Your best way to prevent chargebacks is to handle them properly before they happen. Make sure that customers have complete confidence in your products or services. If they’re not satisfied, they’ll probably initiate a chargeback.

Offer high-quality service. You always need to offer an efficient service, just in case the product is not what the customer wants, he’ll be able to return it without any trouble. Display clear and accurate information about your business on all of your transactions.



What Happens After The Chargeback Process?

The chargeback process will end up in one of the following three outcomes, which are:

  • A merchant refuses a chargeback. This is the hardest thing to accept because you might think this situation is impossible. Yes, it is possible if you do everything right to prevent this from happening. However, if the customer does not have evidence to support his claim, he might not even get charged back.
  • Retain the transaction and file an appeal. If your customer’s claim is valid but with some changes or modifications, see that that could still be a success for your business, follow this last route.
  • Appeal the case against the customer. You will have a lot of information on your side, which means you could win the chargeback, but it may be difficult to convince your bank.

Conclusion

Chargebacks are a reality for every merchant.
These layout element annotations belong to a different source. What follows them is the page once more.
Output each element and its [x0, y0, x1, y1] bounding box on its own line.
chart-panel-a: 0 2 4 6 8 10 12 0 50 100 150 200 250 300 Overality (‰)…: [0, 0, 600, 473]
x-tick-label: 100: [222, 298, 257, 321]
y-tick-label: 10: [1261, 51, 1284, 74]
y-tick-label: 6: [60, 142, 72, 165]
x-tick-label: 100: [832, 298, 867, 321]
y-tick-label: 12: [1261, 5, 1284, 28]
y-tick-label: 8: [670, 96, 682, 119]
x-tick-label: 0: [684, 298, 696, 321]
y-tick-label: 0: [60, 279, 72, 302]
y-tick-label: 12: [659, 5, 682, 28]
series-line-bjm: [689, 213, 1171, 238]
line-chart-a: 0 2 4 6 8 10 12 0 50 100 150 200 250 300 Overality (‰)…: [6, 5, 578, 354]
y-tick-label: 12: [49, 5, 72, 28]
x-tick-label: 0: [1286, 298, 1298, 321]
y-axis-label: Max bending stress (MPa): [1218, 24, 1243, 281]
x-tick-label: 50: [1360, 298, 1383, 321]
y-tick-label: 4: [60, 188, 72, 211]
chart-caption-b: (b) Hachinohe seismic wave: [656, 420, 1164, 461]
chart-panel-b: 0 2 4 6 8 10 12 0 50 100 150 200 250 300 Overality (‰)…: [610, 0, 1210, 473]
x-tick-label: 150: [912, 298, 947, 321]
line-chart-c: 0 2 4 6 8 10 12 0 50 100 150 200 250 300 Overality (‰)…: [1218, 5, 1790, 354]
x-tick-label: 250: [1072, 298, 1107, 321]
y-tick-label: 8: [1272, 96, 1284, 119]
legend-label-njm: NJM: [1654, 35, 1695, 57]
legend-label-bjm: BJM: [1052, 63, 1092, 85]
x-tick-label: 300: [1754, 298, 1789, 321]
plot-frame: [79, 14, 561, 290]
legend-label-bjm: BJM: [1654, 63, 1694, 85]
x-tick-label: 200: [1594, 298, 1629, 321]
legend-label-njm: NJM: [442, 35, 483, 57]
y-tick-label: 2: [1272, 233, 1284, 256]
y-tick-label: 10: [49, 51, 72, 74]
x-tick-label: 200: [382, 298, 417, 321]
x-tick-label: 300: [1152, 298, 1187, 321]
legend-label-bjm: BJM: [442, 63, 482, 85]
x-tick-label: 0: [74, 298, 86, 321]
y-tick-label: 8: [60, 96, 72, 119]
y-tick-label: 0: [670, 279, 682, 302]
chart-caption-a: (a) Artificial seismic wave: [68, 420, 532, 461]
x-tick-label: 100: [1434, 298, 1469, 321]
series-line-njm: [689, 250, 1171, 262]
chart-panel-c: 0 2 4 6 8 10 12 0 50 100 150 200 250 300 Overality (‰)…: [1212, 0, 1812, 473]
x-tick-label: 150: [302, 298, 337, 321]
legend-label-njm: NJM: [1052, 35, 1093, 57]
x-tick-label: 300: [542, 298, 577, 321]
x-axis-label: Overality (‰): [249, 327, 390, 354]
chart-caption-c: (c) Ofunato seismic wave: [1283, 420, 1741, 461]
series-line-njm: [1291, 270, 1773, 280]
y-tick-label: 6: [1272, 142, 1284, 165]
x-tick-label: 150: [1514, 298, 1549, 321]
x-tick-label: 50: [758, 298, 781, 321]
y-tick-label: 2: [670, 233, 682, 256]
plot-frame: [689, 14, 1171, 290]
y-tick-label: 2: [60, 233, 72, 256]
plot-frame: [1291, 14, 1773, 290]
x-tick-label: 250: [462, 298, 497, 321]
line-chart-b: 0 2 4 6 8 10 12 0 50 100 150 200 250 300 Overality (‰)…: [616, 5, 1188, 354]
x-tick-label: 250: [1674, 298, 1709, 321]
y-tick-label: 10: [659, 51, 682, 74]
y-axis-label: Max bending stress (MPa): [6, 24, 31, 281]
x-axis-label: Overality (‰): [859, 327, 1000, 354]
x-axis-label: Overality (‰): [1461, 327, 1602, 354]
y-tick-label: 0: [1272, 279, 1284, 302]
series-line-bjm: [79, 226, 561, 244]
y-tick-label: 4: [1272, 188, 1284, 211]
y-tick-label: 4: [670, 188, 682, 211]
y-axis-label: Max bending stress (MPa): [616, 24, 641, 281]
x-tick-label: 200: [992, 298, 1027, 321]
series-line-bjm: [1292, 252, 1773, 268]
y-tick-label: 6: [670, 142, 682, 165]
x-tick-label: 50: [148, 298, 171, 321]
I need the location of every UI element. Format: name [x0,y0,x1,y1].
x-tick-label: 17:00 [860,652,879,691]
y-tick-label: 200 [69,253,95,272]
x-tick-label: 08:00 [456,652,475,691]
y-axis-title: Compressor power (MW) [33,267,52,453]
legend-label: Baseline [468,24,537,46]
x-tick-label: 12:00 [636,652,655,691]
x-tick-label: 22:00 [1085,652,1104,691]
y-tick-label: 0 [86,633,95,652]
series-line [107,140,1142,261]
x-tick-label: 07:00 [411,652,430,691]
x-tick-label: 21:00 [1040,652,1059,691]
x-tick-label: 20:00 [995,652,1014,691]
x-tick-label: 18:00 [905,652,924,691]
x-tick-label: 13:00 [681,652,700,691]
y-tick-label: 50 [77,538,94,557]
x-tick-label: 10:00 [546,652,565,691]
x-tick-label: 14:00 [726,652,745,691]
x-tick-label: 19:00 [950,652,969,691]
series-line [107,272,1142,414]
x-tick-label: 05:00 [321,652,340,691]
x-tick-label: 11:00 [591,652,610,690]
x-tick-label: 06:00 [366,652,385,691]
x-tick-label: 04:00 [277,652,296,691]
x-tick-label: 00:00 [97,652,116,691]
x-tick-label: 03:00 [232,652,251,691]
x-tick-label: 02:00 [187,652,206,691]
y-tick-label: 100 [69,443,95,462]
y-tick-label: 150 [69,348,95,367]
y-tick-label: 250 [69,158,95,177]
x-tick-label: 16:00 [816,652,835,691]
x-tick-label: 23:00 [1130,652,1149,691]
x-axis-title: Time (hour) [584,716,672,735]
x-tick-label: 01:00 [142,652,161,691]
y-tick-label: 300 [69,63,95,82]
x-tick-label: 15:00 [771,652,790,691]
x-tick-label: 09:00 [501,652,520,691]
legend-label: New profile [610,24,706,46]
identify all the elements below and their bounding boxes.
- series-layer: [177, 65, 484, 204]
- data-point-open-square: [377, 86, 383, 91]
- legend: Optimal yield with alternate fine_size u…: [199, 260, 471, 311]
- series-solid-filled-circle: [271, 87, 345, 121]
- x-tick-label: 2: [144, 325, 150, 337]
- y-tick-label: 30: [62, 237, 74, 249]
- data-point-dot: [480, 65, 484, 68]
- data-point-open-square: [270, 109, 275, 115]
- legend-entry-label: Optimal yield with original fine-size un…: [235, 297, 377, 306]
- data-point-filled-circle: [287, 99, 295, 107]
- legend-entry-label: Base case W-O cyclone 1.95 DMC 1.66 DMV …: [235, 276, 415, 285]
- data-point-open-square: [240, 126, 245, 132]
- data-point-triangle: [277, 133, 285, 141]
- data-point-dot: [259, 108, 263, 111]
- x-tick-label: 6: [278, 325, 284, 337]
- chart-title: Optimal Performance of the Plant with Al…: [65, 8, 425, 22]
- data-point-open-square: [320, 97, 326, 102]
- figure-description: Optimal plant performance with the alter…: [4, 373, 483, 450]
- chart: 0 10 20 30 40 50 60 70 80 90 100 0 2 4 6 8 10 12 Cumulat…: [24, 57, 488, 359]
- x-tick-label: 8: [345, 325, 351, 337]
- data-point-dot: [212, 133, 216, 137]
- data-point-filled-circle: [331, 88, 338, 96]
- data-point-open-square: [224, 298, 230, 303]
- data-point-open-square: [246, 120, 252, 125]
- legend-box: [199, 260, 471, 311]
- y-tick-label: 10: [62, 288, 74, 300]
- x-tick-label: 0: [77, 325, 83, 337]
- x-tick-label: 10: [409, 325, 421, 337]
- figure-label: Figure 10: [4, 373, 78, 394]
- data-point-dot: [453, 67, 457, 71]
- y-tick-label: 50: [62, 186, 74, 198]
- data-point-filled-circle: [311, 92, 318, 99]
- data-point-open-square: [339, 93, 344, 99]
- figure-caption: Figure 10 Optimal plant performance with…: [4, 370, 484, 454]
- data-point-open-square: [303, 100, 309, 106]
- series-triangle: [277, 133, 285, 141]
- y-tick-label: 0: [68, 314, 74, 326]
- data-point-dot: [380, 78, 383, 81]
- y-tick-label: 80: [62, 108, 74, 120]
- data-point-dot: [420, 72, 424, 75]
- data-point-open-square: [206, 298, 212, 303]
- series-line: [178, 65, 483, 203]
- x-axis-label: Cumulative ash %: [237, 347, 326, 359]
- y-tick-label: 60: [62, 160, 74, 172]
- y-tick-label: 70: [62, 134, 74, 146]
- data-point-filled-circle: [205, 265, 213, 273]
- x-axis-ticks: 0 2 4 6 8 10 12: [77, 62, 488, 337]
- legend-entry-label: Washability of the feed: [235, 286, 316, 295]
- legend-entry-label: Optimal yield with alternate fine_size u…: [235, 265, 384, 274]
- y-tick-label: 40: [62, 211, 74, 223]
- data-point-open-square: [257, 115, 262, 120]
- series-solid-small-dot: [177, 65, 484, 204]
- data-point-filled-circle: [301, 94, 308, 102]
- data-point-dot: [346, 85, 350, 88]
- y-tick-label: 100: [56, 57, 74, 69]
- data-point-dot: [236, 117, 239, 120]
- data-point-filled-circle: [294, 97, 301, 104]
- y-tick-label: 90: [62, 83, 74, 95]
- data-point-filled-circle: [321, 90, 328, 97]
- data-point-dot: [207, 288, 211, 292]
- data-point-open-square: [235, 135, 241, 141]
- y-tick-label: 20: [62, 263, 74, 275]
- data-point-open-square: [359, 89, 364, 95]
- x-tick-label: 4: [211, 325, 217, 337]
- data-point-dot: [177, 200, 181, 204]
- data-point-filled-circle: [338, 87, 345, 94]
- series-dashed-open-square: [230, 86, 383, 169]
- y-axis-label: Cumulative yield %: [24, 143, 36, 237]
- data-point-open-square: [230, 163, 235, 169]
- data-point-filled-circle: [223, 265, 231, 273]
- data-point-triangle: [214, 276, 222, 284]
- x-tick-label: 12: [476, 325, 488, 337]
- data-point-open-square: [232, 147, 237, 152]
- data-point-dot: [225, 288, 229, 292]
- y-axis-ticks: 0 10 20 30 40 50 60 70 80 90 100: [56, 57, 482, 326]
However, it is possible to prevent them from happening, and it is possible to be victorious in the end if you follow these guidelines carefully. You need to know some important aspects about chargebacks, which will help you keep the numbers in your favor.

Evelyn Addison

Evelyn is an assistant editor for The Next Tech and Just finished her master’s in modern East Asian Studies and plans to continue with her old hobby that is computer science.